On Thursday, a Kenyan appeals court ruled that the current practice of forcing men suspected of being gay or bisexual to submit to anal examinations designed to “prove” their homosexuality is unlawful.
The appeals court decision overturns a Kenyan High Court decision from 2016 involving the 2015 arrest and detention of two men suspected of engaging in homosexual sex acts, which are criminalized under Kenyan law and can carry a prison sentence of up to 14 years.
During their time in custody, the men, identified in court documents as C.O.I. and G.M.N., were forced to undergo anal examinations and were tested for HIV and hepatitis against their will. In its decision the High Court ruled that “there was no other way evidence could have been obtained to ascertain that they are gay without carrying out anal analysis.”
The National Gay and Lesbian Human Rights Commission, which defended the men, sued on their behalf, alleging that the practice of forced medical exams was unconstitutional, sparking an almost three-year-long court fight involving several appeals.
“We are thankful that the Appeal Court has put Kenyan citizens’ rights first,” Njeri Gateru, the head of legal affairs for the NGLHRC, said in a statement. “With this ruling, the judges are saying that we all deserve to be treated with dignity and afforded our basic rights, as enshrined in the Kenyan Constitution.
“The humiliation and pain caused by these useless anal examinations will follow our clients for the rest of their lives,” added Gateru. “However, we are emboldened to see our constitution at work, ensuring that all Kenyans have the right to dignity.”
The practice of forced anal exams, which is fairly uncommon in Kenya — particularly in comparison to some of its fellow African nations, like Cameroon, Egypt, Tanzania, and Uganda — is rooted in a widely-discredited theory promoted by a nineteenth-century forensic doctor who claimed that the anuses of men who engaged in receptive anal sex would demonstrate particular telltale characteristics.
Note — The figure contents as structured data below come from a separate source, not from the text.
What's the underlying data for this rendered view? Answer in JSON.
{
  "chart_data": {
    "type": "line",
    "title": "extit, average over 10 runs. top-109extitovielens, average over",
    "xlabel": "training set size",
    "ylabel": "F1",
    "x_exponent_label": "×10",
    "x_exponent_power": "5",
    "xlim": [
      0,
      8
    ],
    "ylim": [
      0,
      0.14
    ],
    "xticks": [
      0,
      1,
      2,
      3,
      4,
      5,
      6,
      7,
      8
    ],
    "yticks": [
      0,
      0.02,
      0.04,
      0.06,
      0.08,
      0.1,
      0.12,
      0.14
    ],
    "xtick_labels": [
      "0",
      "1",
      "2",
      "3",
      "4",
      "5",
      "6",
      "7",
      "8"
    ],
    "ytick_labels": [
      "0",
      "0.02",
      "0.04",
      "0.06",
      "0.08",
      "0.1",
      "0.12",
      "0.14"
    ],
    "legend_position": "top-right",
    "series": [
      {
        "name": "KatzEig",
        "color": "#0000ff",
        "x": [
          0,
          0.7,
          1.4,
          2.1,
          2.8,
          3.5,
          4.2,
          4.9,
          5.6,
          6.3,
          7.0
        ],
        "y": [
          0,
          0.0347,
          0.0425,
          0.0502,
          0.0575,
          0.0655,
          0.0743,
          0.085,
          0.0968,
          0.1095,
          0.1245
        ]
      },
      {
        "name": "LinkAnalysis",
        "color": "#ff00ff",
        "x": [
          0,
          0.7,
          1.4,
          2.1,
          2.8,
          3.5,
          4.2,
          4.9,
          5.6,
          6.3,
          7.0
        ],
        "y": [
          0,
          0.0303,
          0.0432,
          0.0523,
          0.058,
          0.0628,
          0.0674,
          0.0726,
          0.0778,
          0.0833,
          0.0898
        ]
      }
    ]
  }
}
Typically, the examinations involve doctors or medical personnel inserting fingers or foreign objects into a subject’s anus, or examining the tone or coloration of the anal region. The Independent Forensic Experts Group has said the exams not only violate medical ethics, but have no basis in scientific fact. And human rights advocates have said the practice amounts to torture and have labeled it a form of state-sponsored rape.
In September 2017, the Kenya Medical Association, the leading professional body for doctors, passed a resolution condemning the use of forced anal exams, “even in the guise of discovering crimes.” The association issued an additional press release advising medical practitioners to adhere to the association’s Code of Ethics and Professional Conduct, even when dealing with patients in police custody.
“The ruling that forced anal exams violate Kenya’s constitution is of tremendous significance,” Neela Ghoshal, a senior LGBT rights researcher at Human Rights Watch, said in a statement. “The ruling affirms the dignity of the two Kenyan men who were subjected to these horrific exams, and it reinforces the understanding that the constitution applies to all Kenyans, regardless of their sexual orientation or gender identity.”
NGLHRC is currently involved in a separate case asking Kenya’s High Court to repeal sections of the country’s Penal Code that criminalize consensual homosexual acts. The next hearing in that case is scheduled for April 26.
The LGBTQ human rights advocacy group OutRight Action International praised the court of appeals’ ruling in a statement.
“Forced anal examinations amount to torture, and no one should ever be exposed to such a degrading and dehumanizing experience,” said Jessica Stern, the executive director of OutRight Action International. “The Kenyan Courts ruled in favor of international law and in favor of human dignity. Other countries should follow suit and put an end to this discredited practice.”
Editor’s Note: This story was updated to include reaction from Human Rights Watch.